Saint Lucy and her many disguises

On the eve of the Feast of St. Lucy on December 13, figures dressed in white walked throughout households. Each Lucy looked a little according to each region. Some were wrapped in white robes with masks and clapping beaks, others had their faces powdered with flour, while some were dressed in black. They checked the households to see if everything was as it should be. Today, in some regions, such as south Bohemia, it is more just about fun for young girls around the age of 10, who can carol, play and maybe tease their parents a little.

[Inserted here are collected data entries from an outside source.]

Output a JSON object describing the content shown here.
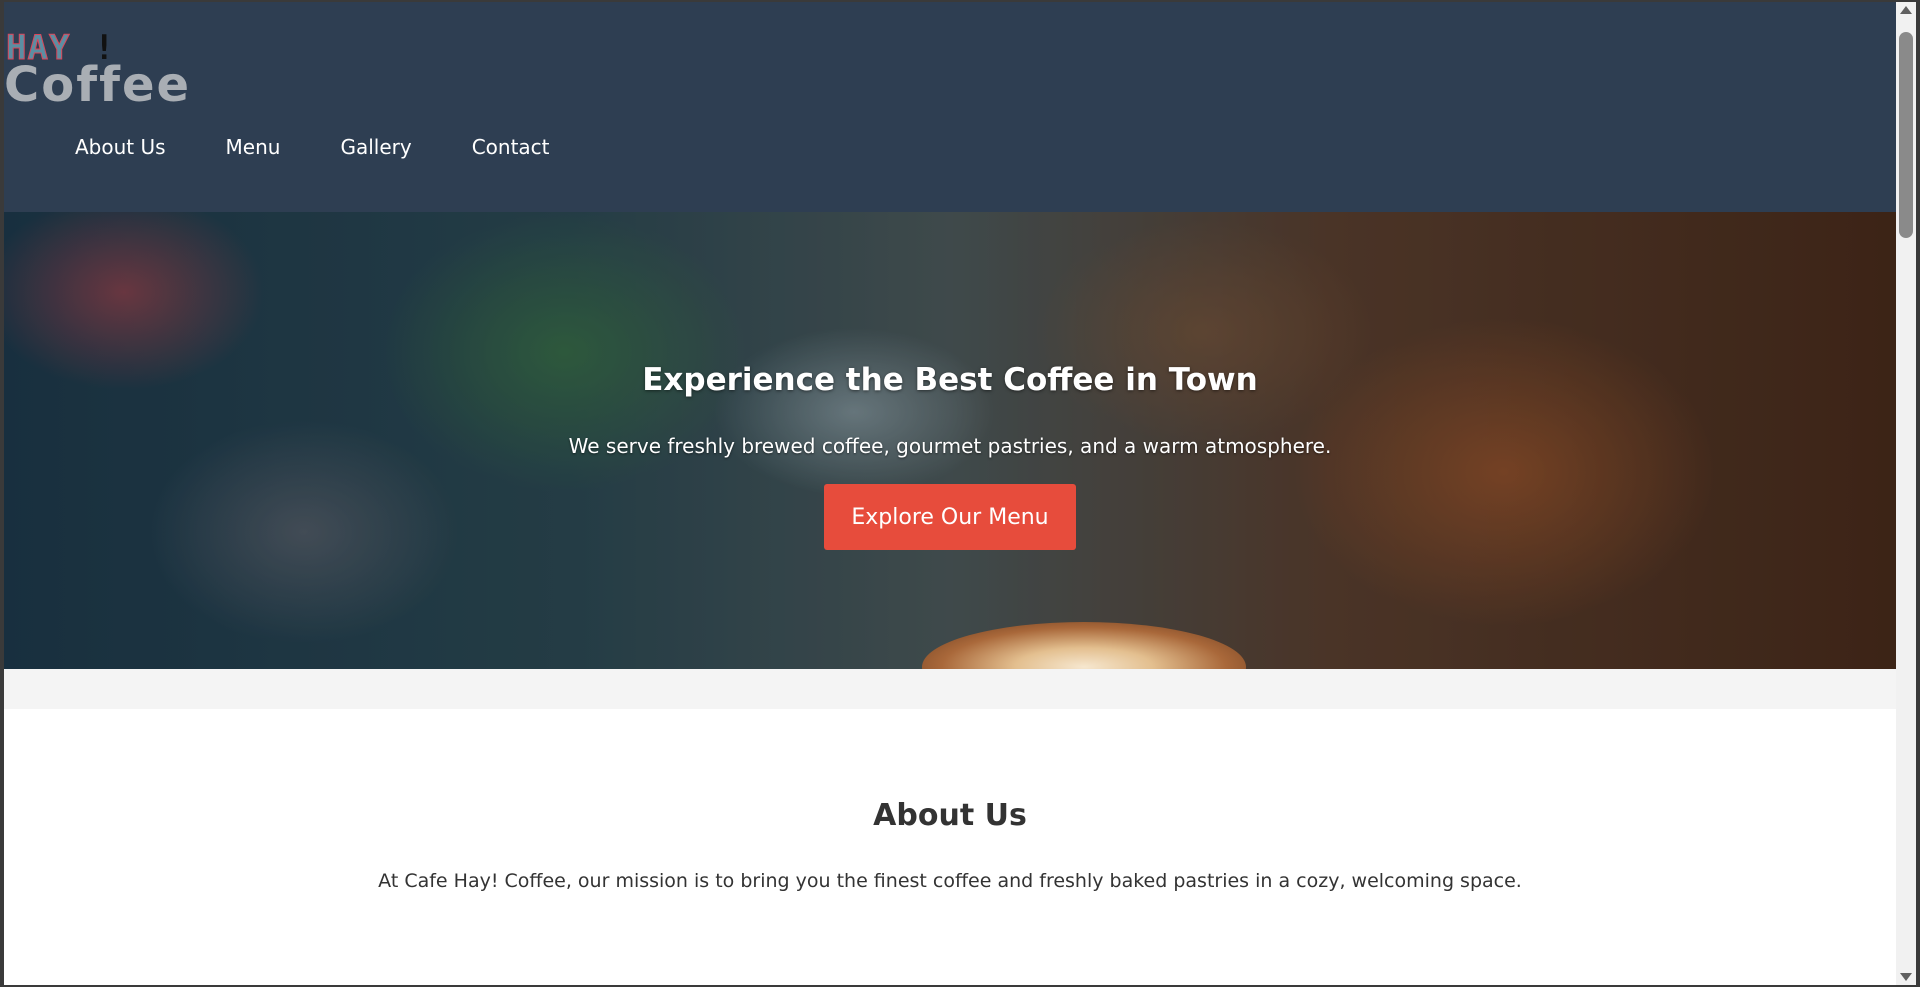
{
  "logo": {
    "top": "HAY",
    "bang": "!",
    "bottom": "Coffee"
  },
  "nav": {
    "items": [
      "About Us",
      "Menu",
      "Gallery",
      "Contact"
    ]
  },
  "hero": {
    "title": "Experience the Best Coffee in Town",
    "subtitle": "We serve freshly brewed coffee, gourmet pastries, and a warm atmosphere.",
    "button_label": "Explore Our Menu"
  },
  "about": {
    "title": "About Us",
    "text": "At Cafe Hay! Coffee, our mission is to bring you the finest coffee and freshly baked pastries in a cozy, welcoming space."
  },
  "colors": {
    "header": "#2e3e52",
    "accent": "#e74c3c",
    "text_dark": "#333333"
  },
  "icons": {
    "water_widget": "water-drop-sparkle-icon"
  }
}
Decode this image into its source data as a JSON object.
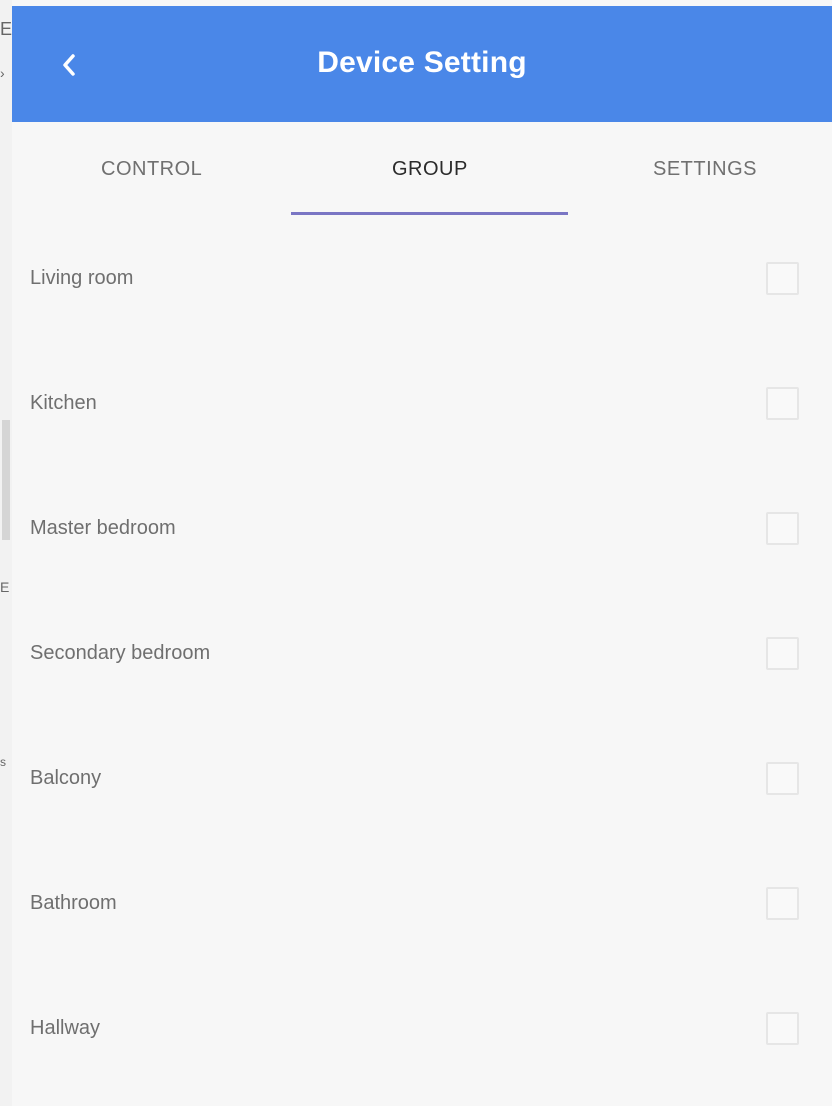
{
  "app_bar": {
    "title": "Device Setting",
    "back_icon": "chevron-left-icon",
    "background": "#4a87e8"
  },
  "tabs": [
    {
      "label": "CONTROL",
      "active": false
    },
    {
      "label": "GROUP",
      "active": true
    },
    {
      "label": "SETTINGS",
      "active": false
    }
  ],
  "accent_color": "#7a76c4",
  "groups": [
    {
      "label": "Living room",
      "checked": false
    },
    {
      "label": "Kitchen",
      "checked": false
    },
    {
      "label": "Master bedroom",
      "checked": false
    },
    {
      "label": "Secondary bedroom",
      "checked": false
    },
    {
      "label": "Balcony",
      "checked": false
    },
    {
      "label": "Bathroom",
      "checked": false
    },
    {
      "label": "Hallway",
      "checked": false
    }
  ]
}
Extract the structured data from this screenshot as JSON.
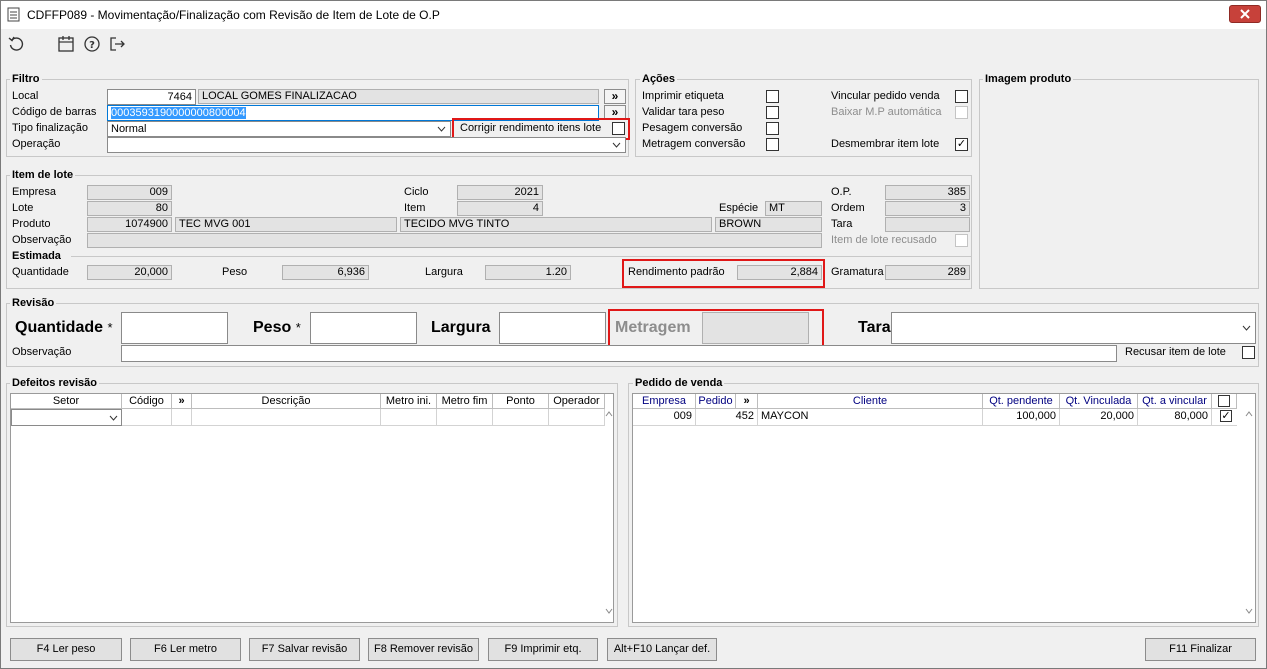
{
  "window": {
    "title": "CDFFP089 - Movimentação/Finalização com Revisão de Item de Lote de O.P"
  },
  "toolbar": {
    "icons": [
      "refresh-icon",
      "calendar-icon",
      "help-icon",
      "exit-icon"
    ]
  },
  "filtro": {
    "title": "Filtro",
    "local_label": "Local",
    "local_code": "7464",
    "local_name": "LOCAL GOMES FINALIZACAO",
    "barcode_label": "Código de barras",
    "barcode_value": "0003593190000000800004",
    "tipo_label": "Tipo finalização",
    "tipo_value": "Normal",
    "corrigir_label": "Corrigir rendimento itens lote",
    "operacao_label": "Operação",
    "operacao_value": "",
    "more_glyph": "»"
  },
  "acoes": {
    "title": "Ações",
    "imprimir_etiqueta": "Imprimir etiqueta",
    "validar_tara": "Validar tara peso",
    "pesagem_conversao": "Pesagem conversão",
    "metragem_conversao": "Metragem conversão",
    "vincular_pedido": "Vincular pedido venda",
    "baixar_mp": "Baixar M.P automática",
    "desmembrar": "Desmembrar item lote",
    "desmembrar_checked": "✓"
  },
  "imagem": {
    "title": "Imagem produto"
  },
  "item_lote": {
    "title": "Item de lote",
    "empresa_label": "Empresa",
    "empresa": "009",
    "lote_label": "Lote",
    "lote": "80",
    "produto_label": "Produto",
    "produto_code": "1074900",
    "produto_name": "TEC MVG 001",
    "produto_desc": "TECIDO MVG TINTO",
    "produto_cor": "BROWN",
    "observacao_label": "Observação",
    "ciclo_label": "Ciclo",
    "ciclo": "2021",
    "item_label": "Item",
    "item": "4",
    "especie_label": "Espécie",
    "especie": "MT",
    "op_label": "O.P.",
    "op": "385",
    "ordem_label": "Ordem",
    "ordem": "3",
    "tara_label": "Tara",
    "tara": "",
    "recusado_label": "Item de lote recusado"
  },
  "estimada": {
    "title": "Estimada",
    "quantidade_label": "Quantidade",
    "quantidade": "20,000",
    "peso_label": "Peso",
    "peso": "6,936",
    "largura_label": "Largura",
    "largura": "1.20",
    "rendimento_label": "Rendimento padrão",
    "rendimento": "2,884",
    "gramatura_label": "Gramatura",
    "gramatura": "289"
  },
  "revisao": {
    "title": "Revisão",
    "quantidade_label": "Quantidade",
    "peso_label": "Peso",
    "largura_label": "Largura",
    "metragem_label": "Metragem",
    "tara_label": "Tara",
    "required_mark": "*",
    "observacao_label": "Observação",
    "recusar_label": "Recusar item de lote"
  },
  "defeitos": {
    "title": "Defeitos revisão",
    "columns": [
      "Setor",
      "Código",
      "»",
      "Descrição",
      "Metro ini.",
      "Metro fim",
      "Ponto",
      "Operador"
    ]
  },
  "pedido": {
    "title": "Pedido de venda",
    "columns": [
      "Empresa",
      "Pedido",
      "»",
      "Cliente",
      "Qt. pendente",
      "Qt. Vinculada",
      "Qt. a vincular"
    ],
    "rows": [
      {
        "empresa": "009",
        "pedido": "452",
        "cliente": "MAYCON",
        "qt_pendente": "100,000",
        "qt_vinculada": "20,000",
        "qt_vincular": "80,000",
        "checked": "✓"
      }
    ]
  },
  "footer": {
    "f4": "F4 Ler peso",
    "f6": "F6 Ler metro",
    "f7": "F7 Salvar revisão",
    "f8": "F8 Remover revisão",
    "f9": "F9 Imprimir etq.",
    "altf10": "Alt+F10 Lançar def.",
    "f11": "F11 Finalizar"
  },
  "colors": {
    "highlight_box": "#e01818",
    "close_button": "#c7413a",
    "selection": "#3399ff",
    "header_blue": "#000080"
  }
}
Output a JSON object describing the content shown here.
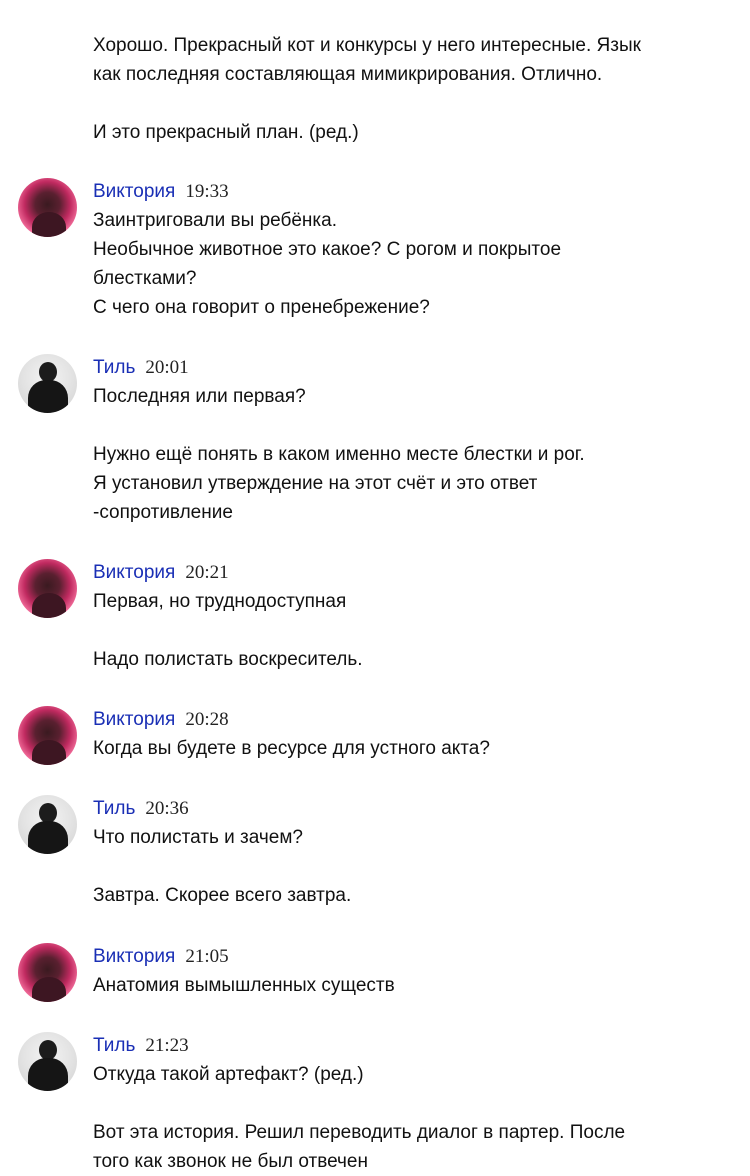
{
  "messages": [
    {
      "author": "",
      "time": "",
      "text": "Хорошо. Прекрасный кот и конкурсы у него интересные. Язык\nкак последняя составляющая мимикрирования. Отлично.\n\nИ это прекрасный план. (ред.)"
    },
    {
      "author": "Виктория",
      "time": "19:33",
      "avatar": "viktoria-avatar",
      "text": "Заинтриговали вы ребёнка.\nНеобычное животное это какое? С рогом и покрытое\nблестками?\nС чего она говорит о пренебрежение?"
    },
    {
      "author": "Тиль",
      "time": "20:01",
      "avatar": "til-avatar",
      "text": "Последняя или первая?\n\nНужно ещё понять в каком именно месте блестки и рог.\nЯ установил утверждение на этот счёт и это ответ\n-сопротивление"
    },
    {
      "author": "Виктория",
      "time": "20:21",
      "avatar": "viktoria-avatar",
      "text": "Первая, но труднодоступная\n\nНадо полистать воскреситель."
    },
    {
      "author": "Виктория",
      "time": "20:28",
      "avatar": "viktoria-avatar",
      "text": "Когда вы будете в ресурсе для устного акта?"
    },
    {
      "author": "Тиль",
      "time": "20:36",
      "avatar": "til-avatar",
      "text": "Что полистать и зачем?\n\nЗавтра. Скорее всего завтра."
    },
    {
      "author": "Виктория",
      "time": "21:05",
      "avatar": "viktoria-avatar",
      "text": "Анатомия вымышленных существ"
    },
    {
      "author": "Тиль",
      "time": "21:23",
      "avatar": "til-avatar",
      "text": "Откуда такой артефакт? (ред.)\n\nВот эта история. Решил переводить диалог в партер. После\nтого как звонок не был отвечен"
    }
  ]
}
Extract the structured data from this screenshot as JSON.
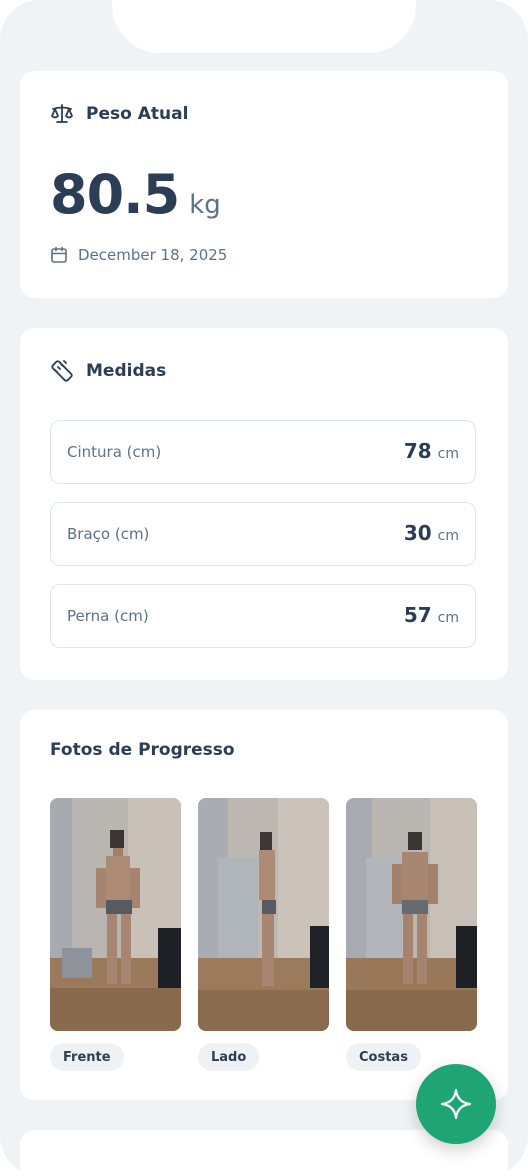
{
  "weight_card": {
    "title": "Peso Atual",
    "value": "80.5",
    "unit": "kg",
    "date": "December 18, 2025",
    "icons": {
      "title": "scale-icon",
      "date": "calendar-icon"
    }
  },
  "measures_card": {
    "title": "Medidas",
    "icon": "ruler-icon",
    "items": [
      {
        "label": "Cintura (cm)",
        "value": "78",
        "unit": "cm"
      },
      {
        "label": "Braço (cm)",
        "value": "30",
        "unit": "cm"
      },
      {
        "label": "Perna (cm)",
        "value": "57",
        "unit": "cm"
      }
    ]
  },
  "photos_card": {
    "title": "Fotos de Progresso",
    "photos": [
      {
        "label": "Frente"
      },
      {
        "label": "Lado"
      },
      {
        "label": "Costas"
      }
    ]
  },
  "fab": {
    "icon": "sparkle-icon"
  },
  "colors": {
    "background": "#eff3f5",
    "card": "#ffffff",
    "text_primary": "#2c3e55",
    "text_secondary": "#5d7189",
    "accent": "#1fa474"
  }
}
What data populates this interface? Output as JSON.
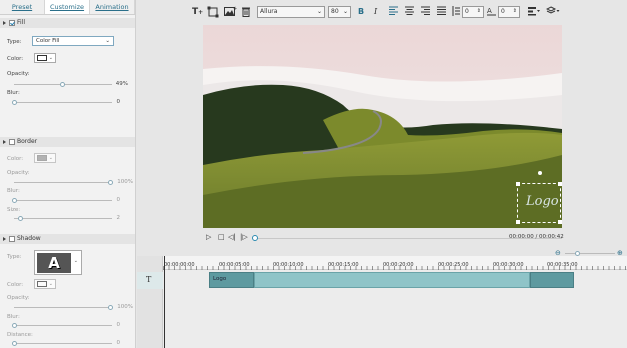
{
  "tabs": [
    {
      "label": "Preset"
    },
    {
      "label": "Customize"
    },
    {
      "label": "Animation"
    }
  ],
  "fill": {
    "header": "Fill",
    "type_label": "Type:",
    "type_value": "Color Fill",
    "color_label": "Color:",
    "opacity_label": "Opacity:",
    "opacity_value": "49%",
    "blur_label": "Blur:",
    "blur_value": "0"
  },
  "border": {
    "header": "Border",
    "color_label": "Color:",
    "opacity_label": "Opacity:",
    "opacity_value": "100%",
    "blur_label": "Blur:",
    "blur_value": "0",
    "size_label": "Size:",
    "size_value": "2"
  },
  "shadow": {
    "header": "Shadow",
    "type_label": "Type:",
    "type_glyph": "A",
    "color_label": "Color:",
    "opacity_label": "Opacity:",
    "opacity_value": "100%",
    "blur_label": "Blur:",
    "blur_value": "0",
    "distance_label": "Distance:",
    "distance_value": "0"
  },
  "toolbar": {
    "font": "Allura",
    "size": "80",
    "bold": "B",
    "italic": "I",
    "spacing1": "0",
    "spacing2": "0"
  },
  "preview": {
    "logo_text": "Logo",
    "time": "00:00:00 / 00:00:42"
  },
  "timeline": {
    "track_icon": "T",
    "clip_label": "Logo",
    "ruler": [
      "00:00:00:00",
      "00:00:05:00",
      "00:00:10:00",
      "00:00:15:00",
      "00:00:20:00",
      "00:00:25:00",
      "00:00:30:00",
      "00:00:35:00"
    ]
  },
  "colors": {
    "accent": "#2a6f8a",
    "clip": "#8fc4c8",
    "clip_dark": "#5e9aa0"
  }
}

Experience traditions first-hand

The best place to learn about folk customs of Advent time is in open-air museums. Try visiting the open-air museum Veselý Kopec in east Bohemia. On December 10, you will be greeted by the Advent Fair with folk traditions and craftsmen. You can then visit the open-air museum in Rožnov pod Radhoštěm in Moravia on December 5, when the traditional Eve of St. Nicholas will be ready for you and your children during the afternoon. A tour of the area awaits you, along with gifts from St. Nick! And you will experience an authentic Christmas Fair in Rožnov on the weekend of December 9 and 10. Throughout the day, there will be an offer of gifts from the workshops of folk craftsmen, carolling, St. Lucys and devils will be making their rounds and all exhibitions in this Wallachian village will come to life for you. You will feel like you have gone back in time a good 150 years.